The medical center has performed a traffic and parking study, but critics say it's flawed.
Coalition members question why environmental impact reports were required for hospital expansions in higher-income communities such as Santa Monica, Santa Clarita and Beverly Hills, but aren't required in underserved communities of the Northeast Valley.
A mitigated negative declaration has been conducted on the project, but critics say it doesn't have the teeth a full environmental impact report would have conducted under the strict guidelines of the California Environmental Quality Act. Coalition member John Ulloth of San Fernando Valley Greens and a Mission Hills resident supports the expansion, but not without an environmental impact report.

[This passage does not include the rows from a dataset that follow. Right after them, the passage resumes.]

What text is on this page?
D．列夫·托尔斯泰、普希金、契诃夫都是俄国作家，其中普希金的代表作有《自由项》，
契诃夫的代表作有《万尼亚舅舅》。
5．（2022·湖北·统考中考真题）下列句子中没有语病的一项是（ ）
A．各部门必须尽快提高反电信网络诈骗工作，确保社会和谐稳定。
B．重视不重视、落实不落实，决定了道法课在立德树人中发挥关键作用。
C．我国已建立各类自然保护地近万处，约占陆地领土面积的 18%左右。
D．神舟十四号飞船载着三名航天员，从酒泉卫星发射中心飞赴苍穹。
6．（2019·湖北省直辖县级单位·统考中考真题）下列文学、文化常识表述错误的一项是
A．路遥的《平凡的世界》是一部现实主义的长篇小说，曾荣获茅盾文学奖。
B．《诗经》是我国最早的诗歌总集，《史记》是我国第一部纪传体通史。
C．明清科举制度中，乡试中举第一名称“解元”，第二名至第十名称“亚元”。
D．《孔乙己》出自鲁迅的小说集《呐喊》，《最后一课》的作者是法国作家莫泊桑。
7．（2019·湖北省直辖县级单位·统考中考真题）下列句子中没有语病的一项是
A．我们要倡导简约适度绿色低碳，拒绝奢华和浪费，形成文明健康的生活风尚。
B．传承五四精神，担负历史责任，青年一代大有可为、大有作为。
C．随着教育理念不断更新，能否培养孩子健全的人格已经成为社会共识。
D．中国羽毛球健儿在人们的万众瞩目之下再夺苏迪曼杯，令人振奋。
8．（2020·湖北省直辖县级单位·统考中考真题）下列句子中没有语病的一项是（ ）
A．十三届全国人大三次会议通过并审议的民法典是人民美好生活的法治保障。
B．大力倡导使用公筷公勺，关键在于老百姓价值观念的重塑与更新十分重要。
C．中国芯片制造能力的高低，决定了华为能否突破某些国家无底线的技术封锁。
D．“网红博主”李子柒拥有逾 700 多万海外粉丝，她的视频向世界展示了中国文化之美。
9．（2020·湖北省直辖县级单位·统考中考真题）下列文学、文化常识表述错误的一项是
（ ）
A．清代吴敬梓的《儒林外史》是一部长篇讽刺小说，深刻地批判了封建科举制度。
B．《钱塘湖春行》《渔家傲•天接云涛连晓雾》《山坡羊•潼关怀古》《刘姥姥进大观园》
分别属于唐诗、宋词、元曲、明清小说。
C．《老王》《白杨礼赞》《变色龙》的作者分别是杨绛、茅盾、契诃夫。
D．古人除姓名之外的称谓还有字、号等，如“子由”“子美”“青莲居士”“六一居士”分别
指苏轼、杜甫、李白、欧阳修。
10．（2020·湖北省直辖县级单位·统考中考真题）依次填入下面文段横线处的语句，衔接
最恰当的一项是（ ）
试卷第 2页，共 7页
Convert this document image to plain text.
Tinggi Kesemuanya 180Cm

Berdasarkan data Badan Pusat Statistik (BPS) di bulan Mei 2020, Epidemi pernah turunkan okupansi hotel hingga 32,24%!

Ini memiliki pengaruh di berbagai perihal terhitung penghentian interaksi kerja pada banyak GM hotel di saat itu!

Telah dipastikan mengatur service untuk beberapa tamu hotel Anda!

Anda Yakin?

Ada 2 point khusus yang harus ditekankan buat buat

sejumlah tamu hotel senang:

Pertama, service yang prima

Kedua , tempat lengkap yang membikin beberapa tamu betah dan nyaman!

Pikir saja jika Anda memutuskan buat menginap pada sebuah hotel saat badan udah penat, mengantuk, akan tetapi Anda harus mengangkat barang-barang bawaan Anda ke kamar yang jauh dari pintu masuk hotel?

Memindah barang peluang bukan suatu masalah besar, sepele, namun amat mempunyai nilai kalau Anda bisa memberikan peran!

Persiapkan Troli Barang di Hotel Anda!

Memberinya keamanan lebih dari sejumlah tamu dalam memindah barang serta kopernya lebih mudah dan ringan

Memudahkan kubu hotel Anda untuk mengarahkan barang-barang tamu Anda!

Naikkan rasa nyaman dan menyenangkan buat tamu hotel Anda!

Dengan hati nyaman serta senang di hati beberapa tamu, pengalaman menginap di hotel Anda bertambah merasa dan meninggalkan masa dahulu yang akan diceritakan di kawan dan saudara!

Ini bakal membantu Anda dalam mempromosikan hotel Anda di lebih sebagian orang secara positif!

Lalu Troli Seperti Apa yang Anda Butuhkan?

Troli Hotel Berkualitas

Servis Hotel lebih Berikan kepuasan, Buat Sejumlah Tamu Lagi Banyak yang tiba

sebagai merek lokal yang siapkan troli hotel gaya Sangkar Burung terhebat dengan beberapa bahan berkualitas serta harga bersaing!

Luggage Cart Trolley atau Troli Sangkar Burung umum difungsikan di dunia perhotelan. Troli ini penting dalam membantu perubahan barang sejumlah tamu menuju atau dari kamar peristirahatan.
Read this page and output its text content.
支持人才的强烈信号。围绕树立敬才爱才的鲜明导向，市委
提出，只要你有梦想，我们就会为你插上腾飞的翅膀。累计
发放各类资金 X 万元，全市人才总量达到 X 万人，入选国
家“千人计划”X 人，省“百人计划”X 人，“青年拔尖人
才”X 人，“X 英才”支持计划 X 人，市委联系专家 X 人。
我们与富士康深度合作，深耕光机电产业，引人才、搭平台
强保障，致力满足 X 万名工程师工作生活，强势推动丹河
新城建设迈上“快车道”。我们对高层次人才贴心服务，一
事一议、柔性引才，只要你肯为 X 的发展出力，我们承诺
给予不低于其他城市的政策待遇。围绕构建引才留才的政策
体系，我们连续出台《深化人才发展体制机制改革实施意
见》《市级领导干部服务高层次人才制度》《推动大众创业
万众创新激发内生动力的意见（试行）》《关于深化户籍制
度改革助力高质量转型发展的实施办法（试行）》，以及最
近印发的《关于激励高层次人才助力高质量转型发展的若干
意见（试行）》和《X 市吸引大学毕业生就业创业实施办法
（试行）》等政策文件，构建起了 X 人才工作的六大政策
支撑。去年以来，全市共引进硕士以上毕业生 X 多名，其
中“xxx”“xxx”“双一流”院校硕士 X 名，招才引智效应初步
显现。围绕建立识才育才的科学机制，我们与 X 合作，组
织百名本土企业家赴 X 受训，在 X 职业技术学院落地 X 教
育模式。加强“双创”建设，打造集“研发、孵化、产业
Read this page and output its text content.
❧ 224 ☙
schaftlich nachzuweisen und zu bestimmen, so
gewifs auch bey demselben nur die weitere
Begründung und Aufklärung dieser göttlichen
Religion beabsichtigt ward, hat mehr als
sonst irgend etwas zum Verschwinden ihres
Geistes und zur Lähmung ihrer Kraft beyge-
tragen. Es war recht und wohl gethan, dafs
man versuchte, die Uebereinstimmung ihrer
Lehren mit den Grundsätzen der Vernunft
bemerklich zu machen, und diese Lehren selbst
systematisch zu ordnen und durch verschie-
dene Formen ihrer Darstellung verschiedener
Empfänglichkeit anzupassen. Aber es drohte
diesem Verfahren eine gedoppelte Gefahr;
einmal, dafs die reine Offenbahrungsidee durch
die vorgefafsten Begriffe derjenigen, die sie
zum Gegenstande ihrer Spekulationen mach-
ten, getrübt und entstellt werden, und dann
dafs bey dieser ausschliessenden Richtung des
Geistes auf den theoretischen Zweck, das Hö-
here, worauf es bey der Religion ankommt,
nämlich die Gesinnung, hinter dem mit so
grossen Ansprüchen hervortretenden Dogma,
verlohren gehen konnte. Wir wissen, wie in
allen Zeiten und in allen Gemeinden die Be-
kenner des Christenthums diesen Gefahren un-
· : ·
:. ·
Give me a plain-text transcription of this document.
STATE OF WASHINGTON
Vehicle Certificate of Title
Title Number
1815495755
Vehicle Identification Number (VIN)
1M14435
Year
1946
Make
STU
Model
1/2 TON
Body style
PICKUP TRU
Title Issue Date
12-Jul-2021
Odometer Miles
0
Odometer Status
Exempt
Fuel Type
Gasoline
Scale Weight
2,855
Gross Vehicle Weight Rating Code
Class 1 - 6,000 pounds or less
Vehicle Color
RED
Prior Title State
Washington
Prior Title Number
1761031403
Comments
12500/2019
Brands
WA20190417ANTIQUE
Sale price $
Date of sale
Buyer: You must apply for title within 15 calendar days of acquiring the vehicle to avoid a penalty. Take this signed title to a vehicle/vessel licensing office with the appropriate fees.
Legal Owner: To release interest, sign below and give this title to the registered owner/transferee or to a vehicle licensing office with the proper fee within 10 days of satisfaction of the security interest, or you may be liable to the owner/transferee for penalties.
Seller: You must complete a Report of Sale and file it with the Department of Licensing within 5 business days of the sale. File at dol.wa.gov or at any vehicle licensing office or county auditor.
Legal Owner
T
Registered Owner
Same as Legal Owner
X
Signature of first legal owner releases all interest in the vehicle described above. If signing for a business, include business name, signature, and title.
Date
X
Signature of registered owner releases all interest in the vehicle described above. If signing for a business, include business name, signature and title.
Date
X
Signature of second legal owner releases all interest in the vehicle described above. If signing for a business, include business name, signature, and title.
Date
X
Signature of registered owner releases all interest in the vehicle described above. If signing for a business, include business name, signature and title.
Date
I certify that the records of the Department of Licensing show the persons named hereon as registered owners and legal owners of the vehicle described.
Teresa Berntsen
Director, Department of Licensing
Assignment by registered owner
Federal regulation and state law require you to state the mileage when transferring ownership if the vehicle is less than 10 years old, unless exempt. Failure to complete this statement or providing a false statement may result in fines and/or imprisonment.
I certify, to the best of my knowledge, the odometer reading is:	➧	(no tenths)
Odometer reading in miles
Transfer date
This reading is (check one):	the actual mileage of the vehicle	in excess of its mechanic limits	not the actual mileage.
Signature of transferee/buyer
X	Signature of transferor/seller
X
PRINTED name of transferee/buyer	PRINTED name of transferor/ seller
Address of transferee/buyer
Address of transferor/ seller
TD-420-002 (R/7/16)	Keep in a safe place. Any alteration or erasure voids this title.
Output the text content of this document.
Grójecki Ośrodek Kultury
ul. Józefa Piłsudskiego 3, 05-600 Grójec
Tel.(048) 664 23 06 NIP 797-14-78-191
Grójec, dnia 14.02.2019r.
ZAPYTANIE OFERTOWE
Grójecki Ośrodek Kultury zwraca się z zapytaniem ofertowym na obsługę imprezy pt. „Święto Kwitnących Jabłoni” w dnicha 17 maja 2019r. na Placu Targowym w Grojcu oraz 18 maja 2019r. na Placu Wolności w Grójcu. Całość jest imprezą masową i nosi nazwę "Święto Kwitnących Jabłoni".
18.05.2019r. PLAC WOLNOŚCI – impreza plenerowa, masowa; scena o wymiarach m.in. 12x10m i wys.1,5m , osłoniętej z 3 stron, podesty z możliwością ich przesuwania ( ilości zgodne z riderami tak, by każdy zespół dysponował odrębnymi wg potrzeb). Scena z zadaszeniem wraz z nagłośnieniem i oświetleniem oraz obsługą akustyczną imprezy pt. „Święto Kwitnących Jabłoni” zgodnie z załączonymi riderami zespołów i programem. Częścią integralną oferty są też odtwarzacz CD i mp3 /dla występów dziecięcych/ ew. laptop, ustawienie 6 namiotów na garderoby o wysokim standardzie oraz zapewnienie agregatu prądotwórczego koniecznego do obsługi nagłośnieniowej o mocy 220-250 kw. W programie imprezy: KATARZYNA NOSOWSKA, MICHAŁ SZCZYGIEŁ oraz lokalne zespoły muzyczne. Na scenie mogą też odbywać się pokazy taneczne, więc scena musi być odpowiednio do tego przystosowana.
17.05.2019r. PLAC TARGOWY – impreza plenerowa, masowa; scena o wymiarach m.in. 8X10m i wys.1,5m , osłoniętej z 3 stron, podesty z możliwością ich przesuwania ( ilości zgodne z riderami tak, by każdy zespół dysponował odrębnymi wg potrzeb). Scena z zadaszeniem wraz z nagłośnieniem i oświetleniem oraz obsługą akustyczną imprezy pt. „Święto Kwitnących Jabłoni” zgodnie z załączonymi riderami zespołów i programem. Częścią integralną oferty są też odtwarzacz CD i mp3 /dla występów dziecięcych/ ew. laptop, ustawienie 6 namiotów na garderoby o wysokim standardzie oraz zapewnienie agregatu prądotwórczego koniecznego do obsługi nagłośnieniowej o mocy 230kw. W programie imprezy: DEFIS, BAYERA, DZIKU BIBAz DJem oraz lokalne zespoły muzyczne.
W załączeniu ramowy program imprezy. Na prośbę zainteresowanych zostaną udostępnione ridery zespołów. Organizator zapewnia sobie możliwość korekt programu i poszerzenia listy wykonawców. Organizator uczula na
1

"We know that a (mitigated negative declaration) won't give us the same level of protection or community participation that an EIR does. An EIR puts me and you on an equal level with the proposer or, in this case, the hospital," Ulloth said. "During an EIR, any environmental problem that can be mitigated must be mitigated. In contrast, Los Angeles city planning doesn't have enforcement and high standards the EIR provides."
Ulloth said an EIR gets the community to buy into the project and become "co-developers" of the project.
"An EIR is legally binding. Promises made, are not [legally binding]," he added.